At times like this, politics contract. On the surface, the rhetoric appears more ambitious and utopian than ever—witness, for example, the apparently sincere claim by Suey Park, creator of the #CancelColbert hashtag, that Twitter activists intend to "dismantle the state." But at the same time, activism becomes less about winning converts and changing the world and more about creating protected enclaves and policing speech.
Goldberg is not alone the only leftist concerned about such ideas. Freddie deBoer recently asked "is the social justice left abandoning free speech?" Like Goldberg, he also seems to be concerned by the fact that activists are more interested in scoring points and stifling debate than they are in winning converts to whichever cause they happen to support at any given moment. As if to prove Goldberg and deBoer's concerns are completely and utterly reasonable, Adam Weinstein last week suggested it was time to start imprisoning people who disagree with him about climate change.
There is this odd idea on the left—one that Goldberg shares, apparently—that "political correctness," as a concept, is something that kind of died out in the mid-1990s. There was this horrible wave of pseudo-academic race- and sex-baiting that just went away. As I noted in this post, that's the explicit point Chuck Klosterman made in his latest book about Andrew Dice Clay. This is, of course, insane. Read Klosterman's description below and ask yourself if this hasn't been the way American society has generally operated these past 20 years:
But then—somewhat swiftly, and somehow academically—it felt as if the Left was suddenly dictating what was acceptable to be infuriated over (and always for ideological motives, which is why the modifier "politically" felt essential). This created a lot of low-level anxiety whenever people argued in public. Every casual conversation suddenly had the potential to get someone fired. It was a great era for white people hoping to feel less racist by accusing other white people of being very, very racist. A piece of art could be classified as sexist simply because it ignored the concept of sexism. Any intended message mattered less than the received message, and every received message could be interpreted in whatever way the receiver wanted.
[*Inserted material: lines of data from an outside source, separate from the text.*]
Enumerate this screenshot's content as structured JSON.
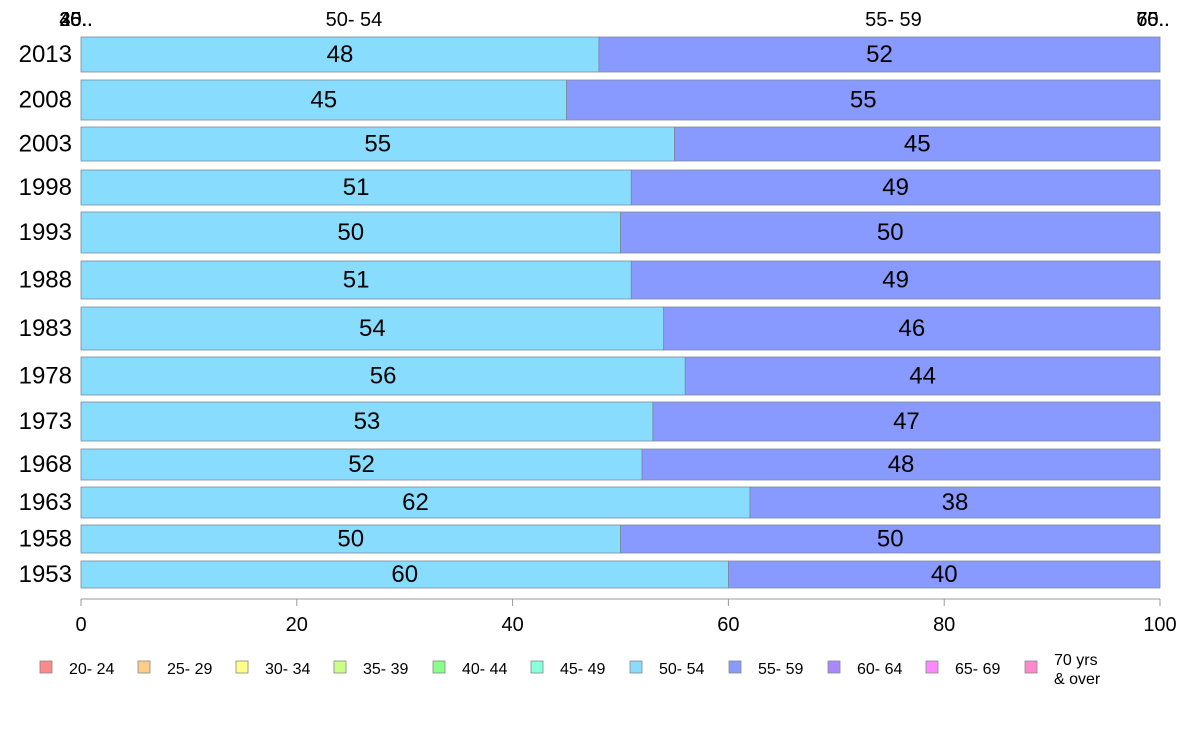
{
  "chart_data": {
    "type": "bar",
    "orientation": "horizontal",
    "stacked": true,
    "percent_stacked": true,
    "categories": [
      "2013",
      "2008",
      "2003",
      "1998",
      "1993",
      "1988",
      "1983",
      "1978",
      "1973",
      "1968",
      "1963",
      "1958",
      "1953"
    ],
    "series": [
      {
        "name": "50- 54",
        "color": "#88ddff",
        "values": [
          48,
          45,
          55,
          51,
          50,
          51,
          54,
          56,
          53,
          52,
          62,
          50,
          60
        ]
      },
      {
        "name": "55- 59",
        "color": "#8899ff",
        "values": [
          52,
          55,
          45,
          49,
          50,
          49,
          46,
          44,
          47,
          48,
          38,
          50,
          40
        ]
      }
    ],
    "xlim": [
      0,
      100
    ],
    "xticks": [
      "0",
      "20",
      "40",
      "60",
      "80",
      "100"
    ],
    "top_labels": [
      {
        "text": "20..",
        "at": 0
      },
      {
        "text": "25..",
        "at": 0
      },
      {
        "text": "30..",
        "at": 0
      },
      {
        "text": "35..",
        "at": 0
      },
      {
        "text": "40..",
        "at": 0
      },
      {
        "text": "45..",
        "at": 0
      },
      {
        "text": "50- 54",
        "at": 24
      },
      {
        "text": "55- 59",
        "at": 74
      },
      {
        "text": "60..",
        "at": 100
      },
      {
        "text": "65..",
        "at": 100
      },
      {
        "text": "70..",
        "at": 100
      }
    ],
    "legend": {
      "placement": "bottom",
      "items": [
        {
          "label": "20- 24",
          "color": "#ff8888"
        },
        {
          "label": "25- 29",
          "color": "#ffcc88"
        },
        {
          "label": "30- 34",
          "color": "#ffff88"
        },
        {
          "label": "35- 39",
          "color": "#ccff88"
        },
        {
          "label": "40- 44",
          "color": "#88ff88"
        },
        {
          "label": "45- 49",
          "color": "#88ffdd"
        },
        {
          "label": "50- 54",
          "color": "#88ddff"
        },
        {
          "label": "55- 59",
          "color": "#8899ff"
        },
        {
          "label": "60- 64",
          "color": "#aa88ff"
        },
        {
          "label": "65- 69",
          "color": "#ff88ff"
        },
        {
          "label": "70 yrs\n& over",
          "color": "#ff88cc"
        }
      ]
    }
  }
}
Emphasis mine, because it dovetails with the point made by Freddie and by Alyssa Rosenberg, another member of the left, here. If you strip a cultural figure or a piece of writing or a film or a television show of its right to dictate its own intentions—if you say to an artist or a politician or a blogger or a tweeter "Hey, it doesn't matter what your obvious intention is, all that matters is your microaggression made me uncomfortable!"—you are not only willfully misinterpreting them in order to score cheap points, you are also narrowing the discourse and preemptively forcing people to shut up, lest they cross some line that they couldn't possibly see.
"Every savvy person now accepts that uncomfortable ideas can’t be expressed in public without some consideration for how various levels of ideologue will misinterpret the message. Self-editing is far more important than creativity (and only Quentin Tarantino appears immune)," jokes Klosterman. But I don't find it terribly funny—and neither does a certain subset of the left (finally).
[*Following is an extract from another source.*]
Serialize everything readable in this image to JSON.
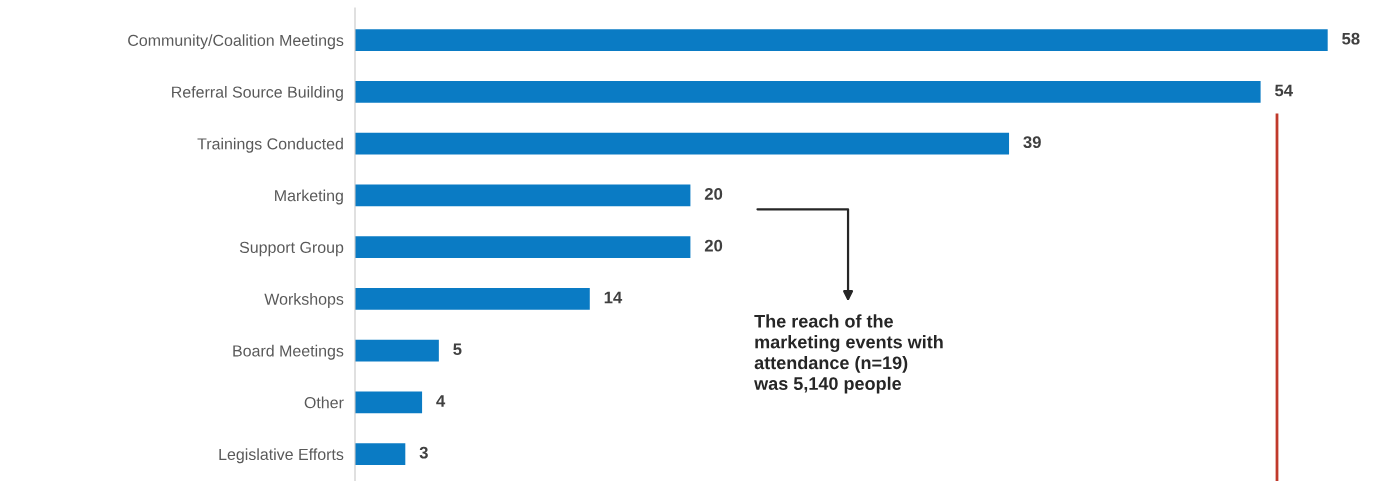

As my colleague Andrew Stiles has asked, What did you people expect? The left has spent much of the last few decades trying to narrow the confines of debate, especially when it comes to issues of race. A Republican literally can't say a single thing about any domestic issue without being accused of uttering a dog whistle that only the hypersensitive ears of MSNBC pundits can discern. Twitter has turned into a sort of perpetual motion machine that operates solely on outrage. Did they think the digital lynch mobs would focus solely on the right? When one exists solely to demonstrate one's outrage, one will always find an outlet for that outrage. Political affiliation is no saving grace.
There is, unfortunately, no easy answer here. Outrage generates clicks, boycott calls lead to TV bookings, and the smarmy self-satisfaction that comes from bringing the establishment to heel is its own reward. It's heartening to see a few responsible folks stand up and say "Hey, kids: Knock it off. You sound like a pack of gibbering morons." Perhaps it will help engender a bit more charity toward the right.
After all, as they now see, you can disagree with the left without being an evil bigot.